AT 5:38 P.M. ON MAY 22, 2011, sirens screamed through downtown Joplin, Mo., just minutes ahead of the country’s deadliest tornado in 50 years. Father J. Friedel ushered his new Indian assistant, Father Shoby Mathew Chettiyath, to the rectory basement and tried to explain what a tornado was.
When the winds calmed, Father Friedel crossed over to the beautiful, old white-stone church of St. Peter the Apostle. “The tornado touched down on Rangeline,” he told the handful of parishioners, urging them to check on any family or friends in that part of town. Then he said a quick, fervent Mass.
He didn’t know the extent of the damage until he emerged from the church and heard someone say the hospital was gone.
“What do you mean the hospital’s gone?” Father Friedel asked, unable to imagine the seven floors of St. John’s Regional Medical Center collapsing — let alone Joplin High School, Walmart and thousands of houses and businesses. The tornado had sheared away a wide swath of Joplin, just 12 blocks to the south of St.
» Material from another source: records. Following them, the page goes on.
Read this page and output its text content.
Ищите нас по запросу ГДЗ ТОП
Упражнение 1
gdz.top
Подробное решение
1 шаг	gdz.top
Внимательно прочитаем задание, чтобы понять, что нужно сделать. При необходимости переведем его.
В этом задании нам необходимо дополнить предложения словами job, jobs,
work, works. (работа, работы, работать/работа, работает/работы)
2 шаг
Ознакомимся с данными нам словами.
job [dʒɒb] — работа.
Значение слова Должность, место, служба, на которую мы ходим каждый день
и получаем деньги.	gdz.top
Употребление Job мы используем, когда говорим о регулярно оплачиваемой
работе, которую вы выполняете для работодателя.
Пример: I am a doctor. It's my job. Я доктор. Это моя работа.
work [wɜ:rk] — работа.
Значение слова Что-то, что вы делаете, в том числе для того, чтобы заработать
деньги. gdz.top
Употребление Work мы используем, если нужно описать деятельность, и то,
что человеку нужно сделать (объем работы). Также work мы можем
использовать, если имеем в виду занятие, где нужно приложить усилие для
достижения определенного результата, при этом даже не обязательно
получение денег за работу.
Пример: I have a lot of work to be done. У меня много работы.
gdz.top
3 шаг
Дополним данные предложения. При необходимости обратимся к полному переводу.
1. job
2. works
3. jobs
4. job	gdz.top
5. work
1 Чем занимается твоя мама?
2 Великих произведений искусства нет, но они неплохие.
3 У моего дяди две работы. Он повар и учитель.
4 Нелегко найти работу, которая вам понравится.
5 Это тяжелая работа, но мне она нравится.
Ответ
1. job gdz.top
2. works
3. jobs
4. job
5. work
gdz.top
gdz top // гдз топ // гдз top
Peter’s.
Father Friedel worked all night, unlocking the Catholic high school so it could be used as a triage station, wheeling the injured in office chairs, organizing supplies and checking on parishioners and his colleague at Joplin’s other Catholic church, St. Mary’s.
Father Justin Monaghan, 70, had taken shelter in a bathtub in the rectory, and St. Mary’s Catholic Church had fallen to pieces around him. By the time the winds stopped, only the church’s large cross — and its pastor — remained intact.